Une femme (1846-1925) d'une rare vaillance (« Je suis si seule que mon courage compte double, parfois il me fait peur », p.120), d'une féroce volonté (« Je ne déposerai les armes que lorsque je n'aurai plus rien pour les porter, quand je serai couchée sous elles » p.62), ou « Nous ne devons être faible qu'en face de Dieu, de l'infini, et non pas devant les hommes » p.44), d'une spectaculaire abnégation (« Se tuer, il y a longtemps que c'est fait, cela ne fait plus mal une fois que le premier coup est porté » p.39), d'une ardente moralité (« Je comprends que le méchant n'aime pas, car... nous n'aimons que lorsque nous nous sentons dignes d'amour » p.42-43, ou « Seul le bon sait bien aimer », p. 51), d'une sereine intransigeance esthétique (« J'aime le beau pour lui-même et non pour le bien que je pourrais en retirer » p. 43, ou « Une tombe s'est ouverte, elle a englouti mon soleil. Mais il n'y a pas de tombe assez grande pour engloutir le grand soleil beauté ; sa vie est éternelle et tant qu'il est là, il dit que nos tombes ne sont que poussière » p. 61), mais aussi une femme trop révoltée et trop active pour un féminisme de salon (« La femme n'a qu'une heure, l'homme a toute la vie » p. 50, ou « A la femme, qu'elle soit douée ou non, l'homme prend à peu près toutes les choses dont l'homme tire ses forces pour produire. Il lui prend la vie » (p.55), mais hantée par une ambition sacrée :
« De par Dieu, je suis parmi les élus.
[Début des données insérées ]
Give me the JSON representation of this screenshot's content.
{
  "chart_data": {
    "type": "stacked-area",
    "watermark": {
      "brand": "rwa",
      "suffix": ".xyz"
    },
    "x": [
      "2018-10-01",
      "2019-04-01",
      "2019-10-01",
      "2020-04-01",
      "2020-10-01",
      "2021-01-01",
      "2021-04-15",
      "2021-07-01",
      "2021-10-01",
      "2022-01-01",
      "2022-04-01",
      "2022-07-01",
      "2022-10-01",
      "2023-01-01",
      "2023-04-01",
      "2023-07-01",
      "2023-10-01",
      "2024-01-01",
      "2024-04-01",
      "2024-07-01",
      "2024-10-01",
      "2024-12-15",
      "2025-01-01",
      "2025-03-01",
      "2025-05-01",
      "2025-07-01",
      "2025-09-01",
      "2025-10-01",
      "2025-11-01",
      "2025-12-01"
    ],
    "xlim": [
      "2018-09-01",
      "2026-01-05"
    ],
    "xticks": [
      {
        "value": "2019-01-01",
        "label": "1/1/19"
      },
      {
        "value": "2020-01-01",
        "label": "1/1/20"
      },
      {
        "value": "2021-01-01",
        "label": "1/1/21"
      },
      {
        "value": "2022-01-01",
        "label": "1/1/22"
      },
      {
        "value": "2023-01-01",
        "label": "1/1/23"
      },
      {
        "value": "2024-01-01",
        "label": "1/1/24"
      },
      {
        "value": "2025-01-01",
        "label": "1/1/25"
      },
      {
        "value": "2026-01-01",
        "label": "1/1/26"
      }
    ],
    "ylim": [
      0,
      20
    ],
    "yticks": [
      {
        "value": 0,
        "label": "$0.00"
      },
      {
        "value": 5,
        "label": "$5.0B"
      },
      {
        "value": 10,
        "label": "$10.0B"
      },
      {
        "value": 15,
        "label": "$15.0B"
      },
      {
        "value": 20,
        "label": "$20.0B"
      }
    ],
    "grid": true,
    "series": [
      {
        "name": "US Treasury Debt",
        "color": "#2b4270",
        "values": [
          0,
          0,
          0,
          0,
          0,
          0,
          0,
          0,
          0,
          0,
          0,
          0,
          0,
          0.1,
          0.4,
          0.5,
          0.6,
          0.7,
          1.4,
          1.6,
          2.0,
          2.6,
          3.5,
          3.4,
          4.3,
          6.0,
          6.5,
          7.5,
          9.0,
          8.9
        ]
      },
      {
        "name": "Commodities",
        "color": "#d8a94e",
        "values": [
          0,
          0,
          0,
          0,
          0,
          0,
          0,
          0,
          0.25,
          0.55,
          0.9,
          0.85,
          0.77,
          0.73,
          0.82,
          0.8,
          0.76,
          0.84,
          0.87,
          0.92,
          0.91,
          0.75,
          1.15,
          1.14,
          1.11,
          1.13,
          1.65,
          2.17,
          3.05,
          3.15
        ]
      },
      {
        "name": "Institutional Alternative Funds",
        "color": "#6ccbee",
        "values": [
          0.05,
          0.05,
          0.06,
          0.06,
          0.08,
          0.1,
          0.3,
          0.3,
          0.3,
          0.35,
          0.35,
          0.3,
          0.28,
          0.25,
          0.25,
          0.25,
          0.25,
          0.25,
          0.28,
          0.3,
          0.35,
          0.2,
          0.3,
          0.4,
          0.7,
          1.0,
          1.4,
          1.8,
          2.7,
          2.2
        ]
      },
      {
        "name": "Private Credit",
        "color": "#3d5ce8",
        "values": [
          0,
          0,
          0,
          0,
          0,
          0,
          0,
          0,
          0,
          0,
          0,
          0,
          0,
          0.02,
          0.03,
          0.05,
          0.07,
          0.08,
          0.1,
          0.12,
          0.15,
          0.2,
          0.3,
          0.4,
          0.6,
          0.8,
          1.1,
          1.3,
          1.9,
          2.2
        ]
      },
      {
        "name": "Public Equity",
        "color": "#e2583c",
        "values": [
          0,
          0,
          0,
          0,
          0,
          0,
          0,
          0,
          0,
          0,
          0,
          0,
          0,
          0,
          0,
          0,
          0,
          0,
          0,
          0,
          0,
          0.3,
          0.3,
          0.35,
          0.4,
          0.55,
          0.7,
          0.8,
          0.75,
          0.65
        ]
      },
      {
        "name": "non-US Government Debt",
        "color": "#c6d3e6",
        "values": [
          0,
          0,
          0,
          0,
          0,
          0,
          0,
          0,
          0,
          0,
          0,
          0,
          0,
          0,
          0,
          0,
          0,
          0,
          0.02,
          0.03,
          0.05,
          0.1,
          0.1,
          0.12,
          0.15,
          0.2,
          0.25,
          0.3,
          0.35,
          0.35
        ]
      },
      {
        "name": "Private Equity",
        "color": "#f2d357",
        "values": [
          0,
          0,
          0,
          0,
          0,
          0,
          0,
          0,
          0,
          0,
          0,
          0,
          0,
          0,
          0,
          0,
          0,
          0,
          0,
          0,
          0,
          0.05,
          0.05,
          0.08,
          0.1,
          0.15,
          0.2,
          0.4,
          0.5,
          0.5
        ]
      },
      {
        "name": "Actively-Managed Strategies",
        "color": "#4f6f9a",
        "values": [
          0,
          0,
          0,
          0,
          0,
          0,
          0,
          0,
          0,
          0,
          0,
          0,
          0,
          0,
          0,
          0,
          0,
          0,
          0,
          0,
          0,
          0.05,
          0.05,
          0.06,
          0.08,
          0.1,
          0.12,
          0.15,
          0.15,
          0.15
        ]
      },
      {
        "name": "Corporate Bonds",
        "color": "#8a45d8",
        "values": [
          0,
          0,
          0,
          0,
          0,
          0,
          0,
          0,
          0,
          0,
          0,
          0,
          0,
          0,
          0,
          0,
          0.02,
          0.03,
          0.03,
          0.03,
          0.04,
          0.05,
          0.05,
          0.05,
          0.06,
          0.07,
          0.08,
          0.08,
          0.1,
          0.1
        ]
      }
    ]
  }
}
C'est une charge, elle est d'autant plus sacrée que le nombre des élues parmi les femmes est si minime. Combien n'y en a-t-il pas qui pourraient faire comme moi, qui pourraient faire beaucoup mieux ; mais l'on ne sait pas ce que c'est être femme et devenir quelque chose » (p. 61)
Cette étonnante pianiste (qui joue, à dix ans, devant la reine Victoria ; qui est, en 1893, la première artiste à jouer à Paris l'intégrale des 32 Sonates de Beethoven ; qui fut admirée de Rossini, de son maître Liszt, de ses élèves Albert Schweitzer et Catherine Pozzi) est ainsi caractérisée, en 1876, par son mentor et camarade Saint-Saëns (l'extrait est long, mais nous dit tout) :
« Mme Jaëll mérite une place à part dans le monde des pianistes de l'un et de l'autre sexe (...) Il lui faut les nouveautés hardies, les œuvres dangereuses, les succès qu'on emporte de haute lutte. Peu lui importe ce qu'on pensera de l’œuvre qu’elle joue et du patronage qu'elle lui donne, si elle a jugé dans sa conscience d'artiste que c'est une œuvre digne d'être présentée au public. (…) Son défaut – qui n'a le sien ? - est d'avoir trop d'imagination, de voir au-delà du possible et du réel, au-delà de l'instrument qu'elle joue et de l’œuvre qu’elle exécute ; elle a cela de commun avec tous les grands poètes et les grands artistes, qu'elle ne sait pas garder la juste mesure. Si M. Prudhomme jouait du piano, il en jouerait autrement, cela est sûr. Il m'est impossible, je l'avoue, de faire à Mme Jaëll un crime de jouer autrement que M. Prudhomme (...) Il est tout simple qu'à une nature aussi richement douée le piano ne suffise pas ; aussi Mme Jaëll n'a pas craint d'aborder la composition, et elle publiera prochainement un recueil de valses pour piano à quatre mains qui est un véritable écrin, sans préjudice d'œuvres beaucoup plus importantes, dont je veux laisser la surprise au public ; Ajoutez à cela que Mme Jaëll se fait un jeu d'écrire en vers et en prose, et qu'elle dessine avec talent ; mais elle semble n'attacher aucune importance à ces bagatelles. La musique est sa vie et son âme » (Écrits sur la musique et les musiciens, p. 195-196, Vrin 2012)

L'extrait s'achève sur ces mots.